Spanish flamenco guitarist

Manuel Cano Tamayo (Granada, February 23, 1925 - January 12, 1990) was a Spanish flamenco guitarist, composer and music teacher.

== Biography ==
Born into a family where musical performance was the order of the day (his father played the guitar and his mother the lute), he received his first guitar at the age of seven from his grandfather. He studied industrial surveying, in order to help his family, so he began his professional career as a guitarist late in the 1950s. He won the chair of flamenco guitar at the Conservatorio Superior de Música "Rafael Orozco" in Córdoba by competitive examination, which allowed him to dedicate himself to training while composing. He published about twenty LP's, among them, Evocación de la guitarra de Ramón Montoya (International Flamenco Record Award).

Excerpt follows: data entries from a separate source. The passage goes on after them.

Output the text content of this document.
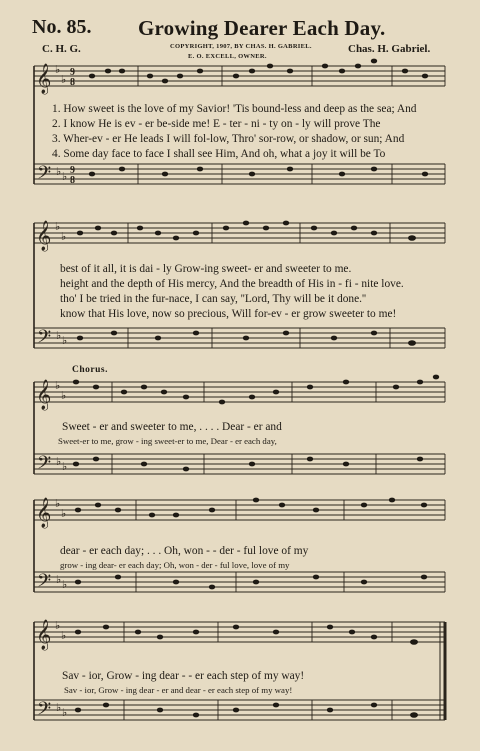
No. 85. Growing Dearer Each Day.
C. H. G.	COPYRIGHT, 1907, BY CHAS. H. GABRIEL.
E. O. EXCELL, OWNER.
Chas. H. Gabriel.
𝄞
𝄢
♭
♭
♭ ♭
9
8
9
8
1. How sweet is the love of my Savior! 'Tis bound-less and deep as the sea; And
2. I know He is ev - er be-side me! E - ter - ni - ty on - ly will prove The
3. Wher-ev - er He leads I will fol-low, Thro' sor-row, or shadow, or sun; And
4. Some day face to face I shall see Him, And oh, what a joy it will be To
𝄞
𝄢
♭
♭
♭ ♭
best of it all, it is dai - ly Grow-ing sweet- er and sweeter to me.
height and the depth of His mercy, And the breadth of His in - fi - nite love.
tho' I be tried in the fur-nace, I can say, ''Lord, Thy will be it done.''
know that His love, now so precious, Will for-ev - er grow sweeter to me!
Chorus.
𝄞
𝄢
♭
♭
♭ ♭
Sweet - er and sweeter to me, . . . . Dear - er and
Sweet-er to me, grow - ing sweet-er to me, Dear - er each day,
𝄞
𝄢
♭
♭
♭ ♭
dear - er each day; . . . Oh, won - - der - ful love of my
grow - ing dear- er each day; Oh, won - der - ful love, love of my
𝄞
𝄢
♭
♭
♭ ♭
Sav - ior, Grow - ing dear - - er each step of my way!
Sav - ior, Grow - ing dear - er and dear - er each step of my way!
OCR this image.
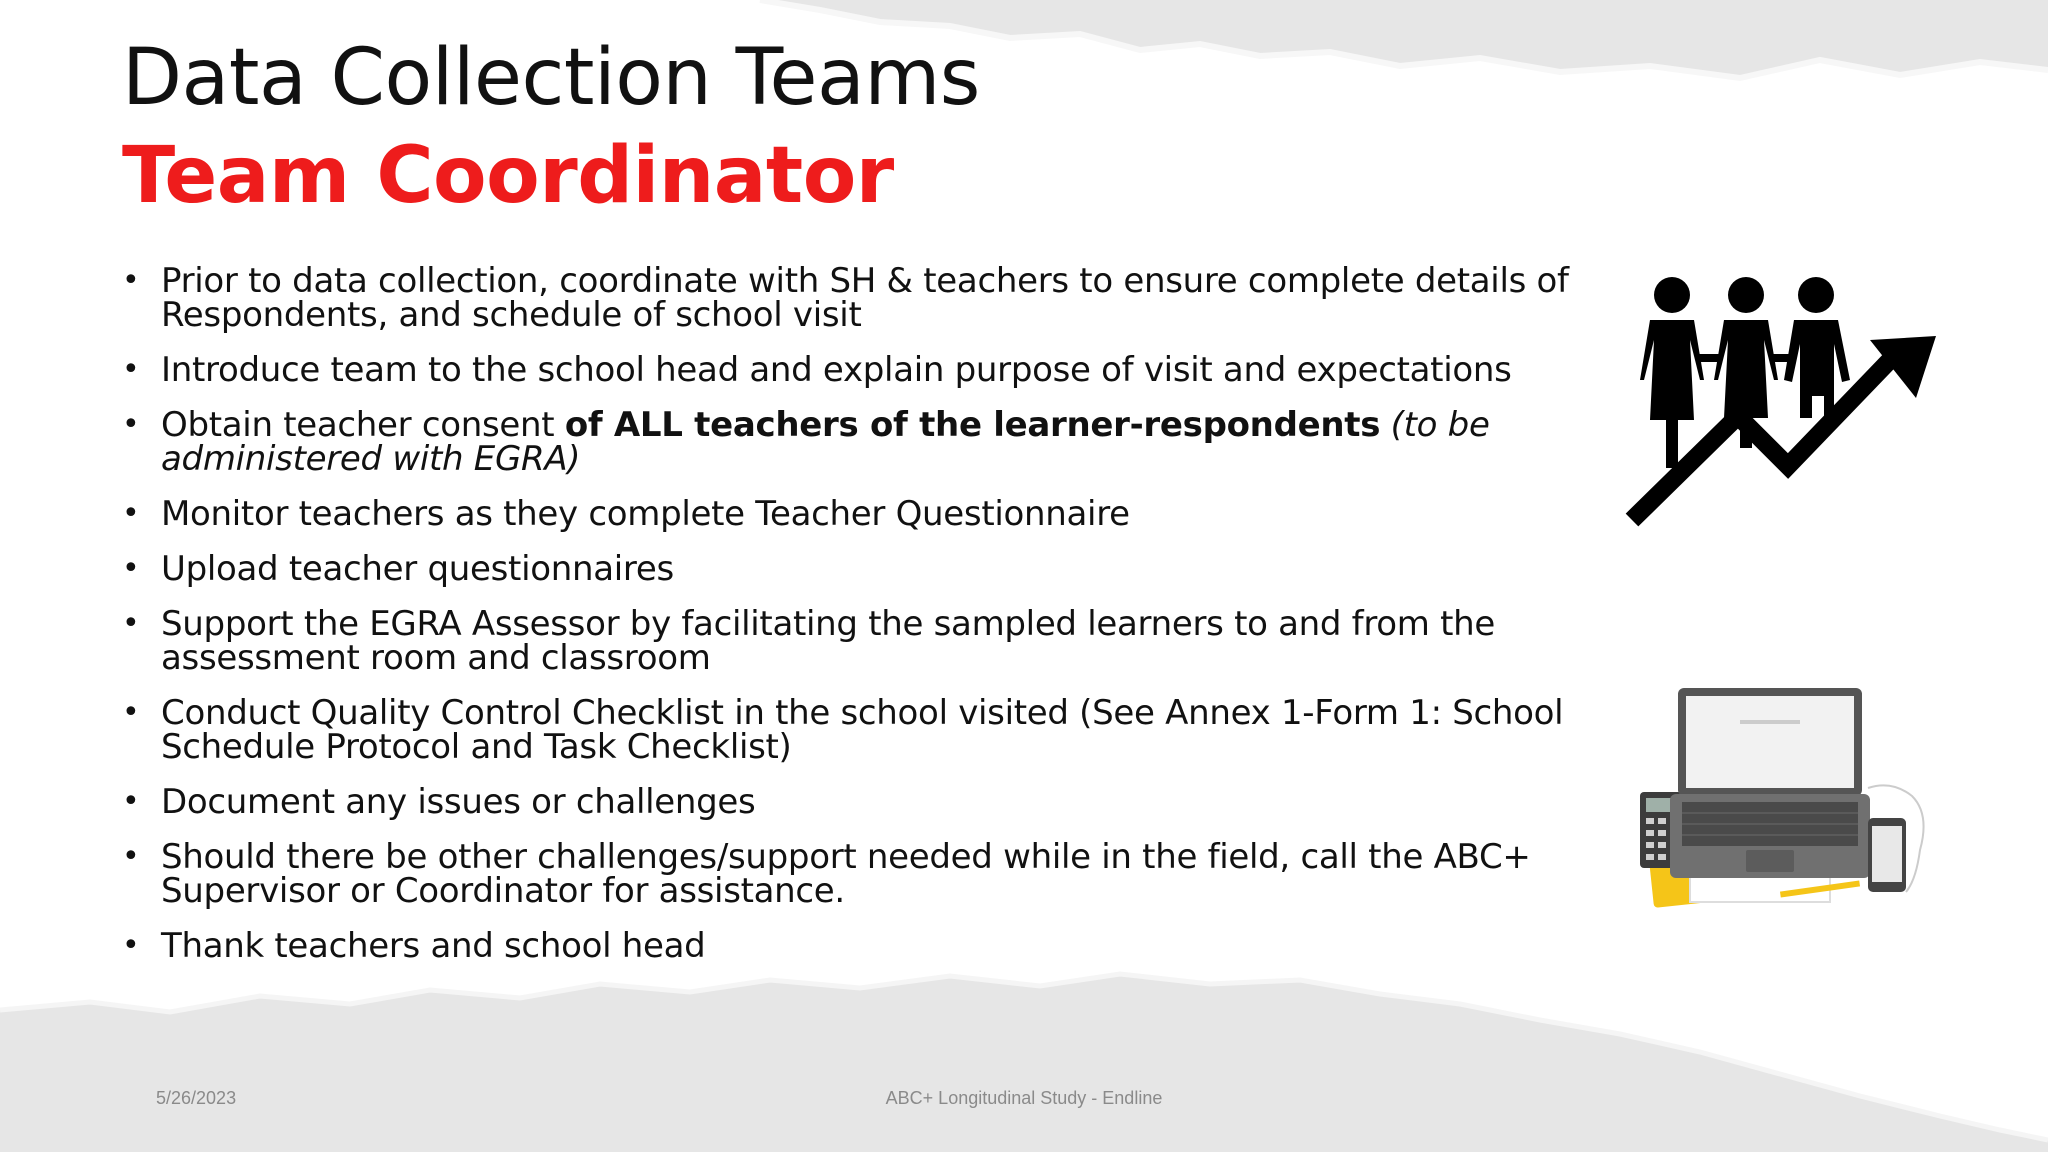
Data Collection Teams
Team Coordinator
• Prior to data collection, coordinate with SH & teachers to ensure complete details of Respondents, and schedule of school visit
• Introduce team to the school head and explain purpose of visit and expectations
• Obtain teacher consent of ALL teachers of the learner-respondents (to be administered with EGRA)
• Monitor teachers as they complete Teacher Questionnaire
• Upload teacher questionnaires
• Support the EGRA Assessor by facilitating the sampled learners to and from the assessment room and classroom
• Conduct Quality Control Checklist in the school visited (See Annex 1-Form 1: School Schedule Protocol and Task Checklist)
• Document any issues or challenges
• Should there be other challenges/support needed while in the field, call the ABC+ Supervisor or Coordinator for assistance.
• Thank teachers and school head
5/26/2023	ABC+ Longitudinal Study - Endline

He toured Europe and Japan giving concerts, with great success. In 1965 he was awarded the Sabicas Guitar Prize at the Concurso Nacional de Arte Flamenco cordobés. In 1986 he published the book La guitarra, historia, estudio y aproximaciones al arte flamenco (The guitar, history, study and approaches to flamenco art), a key work in the study of the flamenco guitar. Thanks to the book, he was awarded the research prize of the Chair of Flamencology of Jerez. He was also a full member of the Royal Academy of Fine Arts of Granada and an advisor to Unesco.

In 1992 he was awarded the Medal of Andalusia posthumously, for being considered a "brilliant instrumentalist, a scholar of Andalusian folklore and a teacher for future generations".